16. A method for detecting the polypeptide of claim 10 in a sample, comprising:

a) contacting the sample with a compound that binds to and forms a complex with the polypeptide under conditions and for a period sufficient to form the complex; and b) detecting formation of the complex, so that if a complex formation is detected, the polypeptide of claim 10 is detected.

17. A method for identifying a compound that binds to the polypeptide of claim 10, comprising:

a) contacting the compound with the polypeptide of claim 10 under conditions sufficient to form a polypeptide/compound complex; and

b) detecting the complex, so that if the polypeptide/compound complex is detected, a compound that binds to the polypeptide of claim 10 is identified.

18. A method for identifying a compound that binds to the polypeptide of claim 10, comprising:

a) contacting the compound with the polypeptide of claim 10, in a cell, under conditions sufficient to form a polypeptide/compound complex, wherein the complex drives expression of a reporter gene sequence in the cell; and

b) detecting the complex by detecting reporter gene sequence expression, so that if the polypeptide/compound complex is detected, a compound that binds to the polypeptide of claim 10 is identified.

19. A method of producing the polypeptide of claim 10, comprising,

a) culturing a host cell comprising a polynucleotide sequence selected from the group consisting of a polynucleotide sequence of SEQ ID NO: 1-91, a mature protein coding portion of SEQ ID NO: 1-91, an active domain of SEQ ID NO: 1-91, complementary sequences thereof and a polynucleotide sequence hybridizing under stringent conditions to SEQ ID NO: 1-91, under conditions sufficient to express the polypeptide in said cell; and

b) isolating the polypeptide from the cell culture or cells of step (a).
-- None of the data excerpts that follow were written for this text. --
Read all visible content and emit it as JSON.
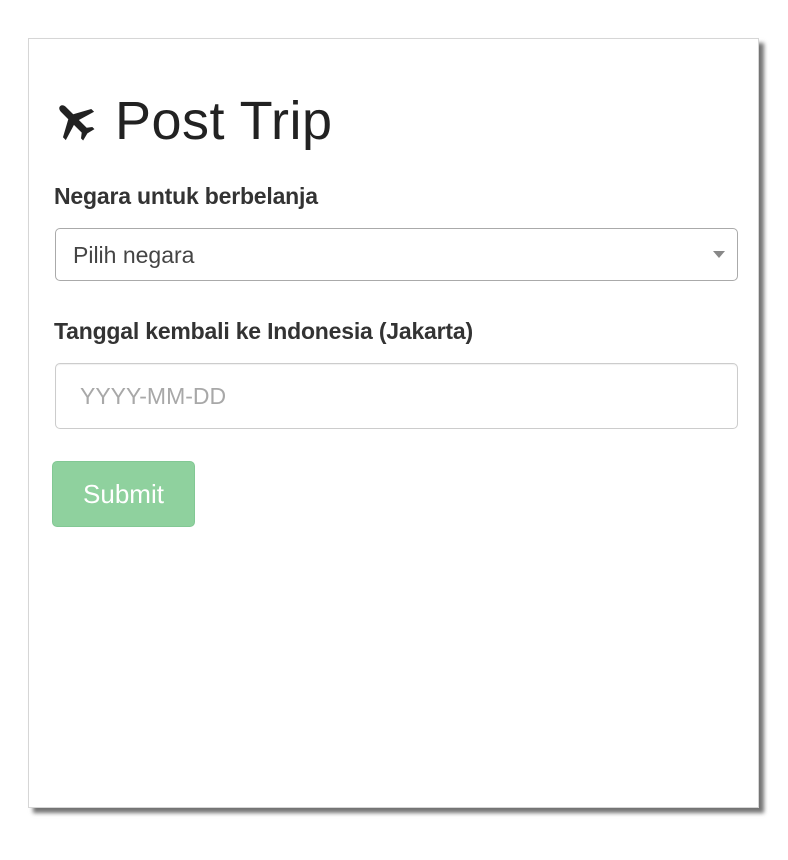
{
  "form": {
    "title": "Post Trip",
    "title_icon": "plane-icon",
    "country_label": "Negara untuk berbelanja",
    "country_select_value": "Pilih negara",
    "date_label": "Tanggal kembali ke Indonesia (Jakarta)",
    "date_placeholder": "YYYY-MM-DD",
    "date_value": "",
    "submit_label": "Submit"
  },
  "colors": {
    "submit_background": "#8fd19e",
    "text": "#333333"
  }
}
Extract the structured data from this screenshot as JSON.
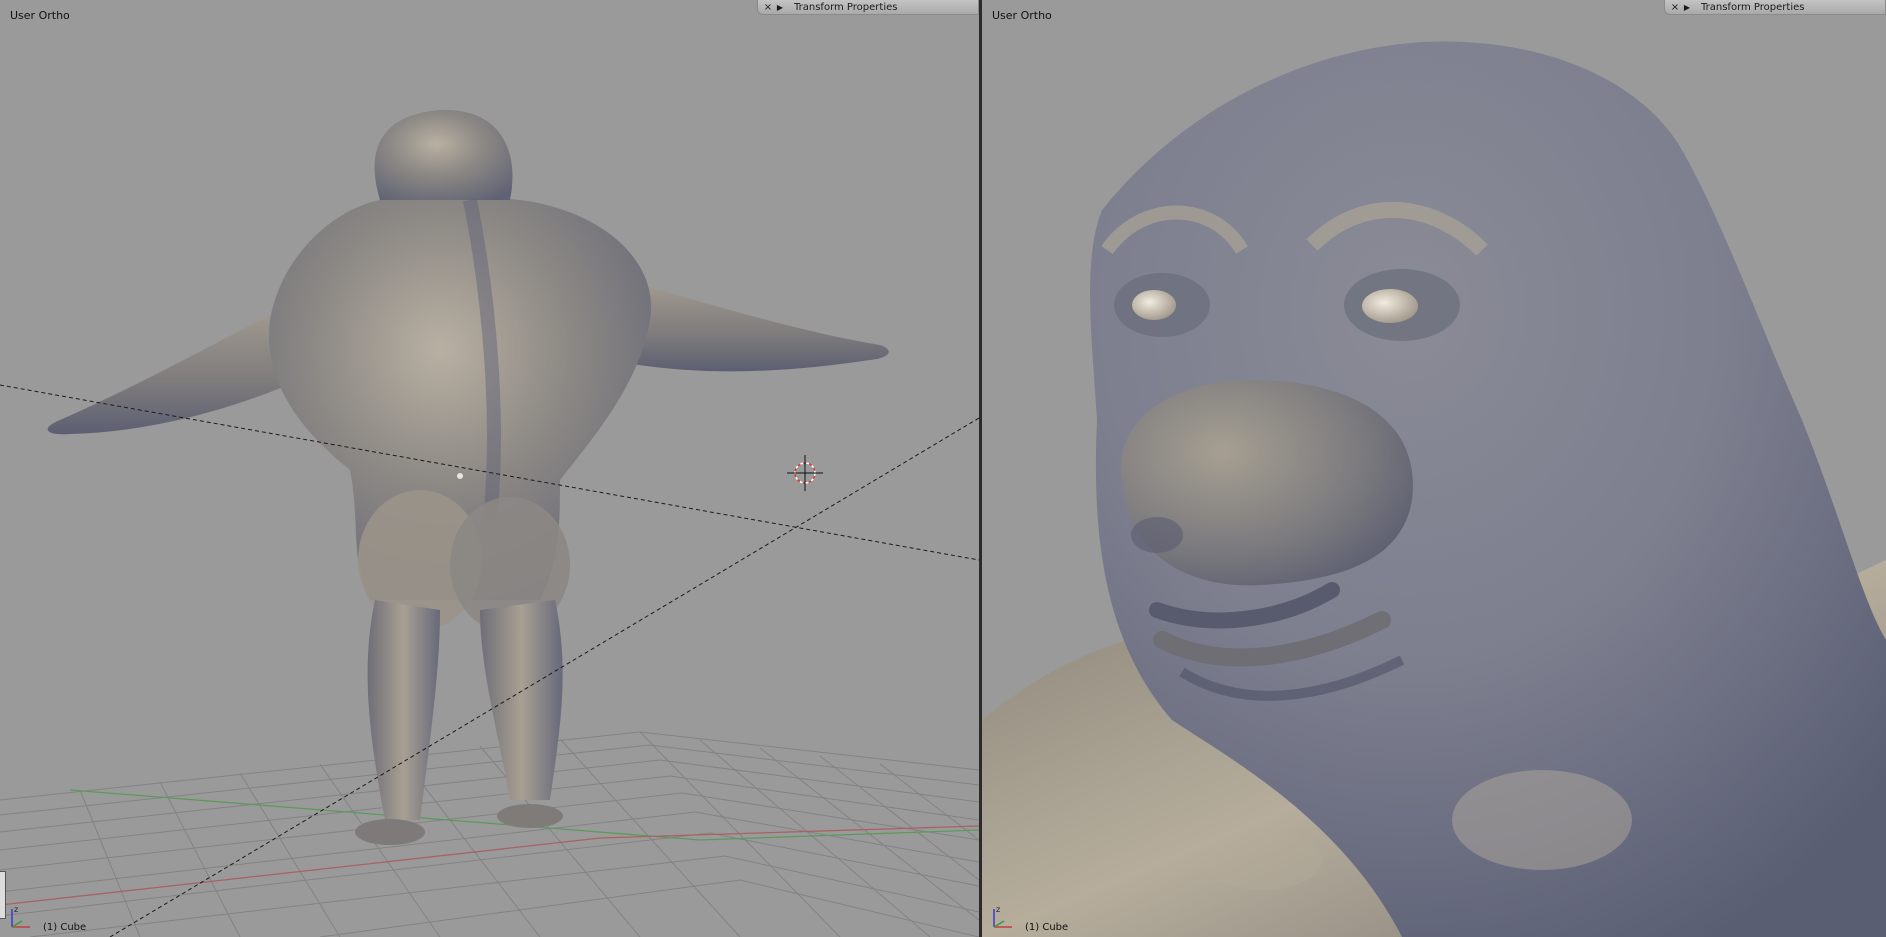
{
  "viewports": {
    "left": {
      "view_label": "User Ortho",
      "object_label": "(1) Cube",
      "panel": {
        "title": "Transform Properties"
      }
    },
    "right": {
      "view_label": "User Ortho",
      "object_label": "(1) Cube",
      "panel": {
        "title": "Transform Properties"
      }
    }
  },
  "icons": {
    "close": "×",
    "expand": "▶"
  },
  "colors": {
    "viewport_bg": "#9a9a9a",
    "grid": "#828282",
    "x_axis": "#a86262",
    "y_axis": "#5c9a5c",
    "mesh_base": "#8e8a86",
    "mesh_shadow": "#5d6075",
    "mesh_highlight": "#c8bfae"
  }
}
20. An isolated polypeptide comprising an amino acid sequence selected from the group consisting of any one of the polypeptides from the Sequence Listing, the mature protein portion thereof, or the active domain thereof.

21. The polypeptide of claim 20 wherein the polypeptide is provided on a polypeptide array.

22. A collection of polynucleotides, wherein the collection comprising the sequence information of at least one of SEQ ID NO: 1-91.

23. The collection of claim 22, wherein the collection is provided on a nucleic acid array.

24. The collection of claim 23, wherein the array detects full-matches to any one of the polynucleotides in the collection.

25. The collection of claim 23, wherein the array detects mismatches to any one of the polynucleotides in the collection.

26. The collection of claim 22, wherein the collection is provided in a computer-readable format.

27. A method of treatment comprising administering to a mammalian subject in need thereof a therapeutic amount of a composition comprising a polypeptide of claim 10 or 20 and a pharmaceutically acceptable carrier.

28. A method of treatment comprising administering to a mammalian subject in need thereof a therapeutic amount of a composition comprising an antibody that specifically binds to a polypeptide of claim 10 or 20 and a pharmaceutically acceptable carrier.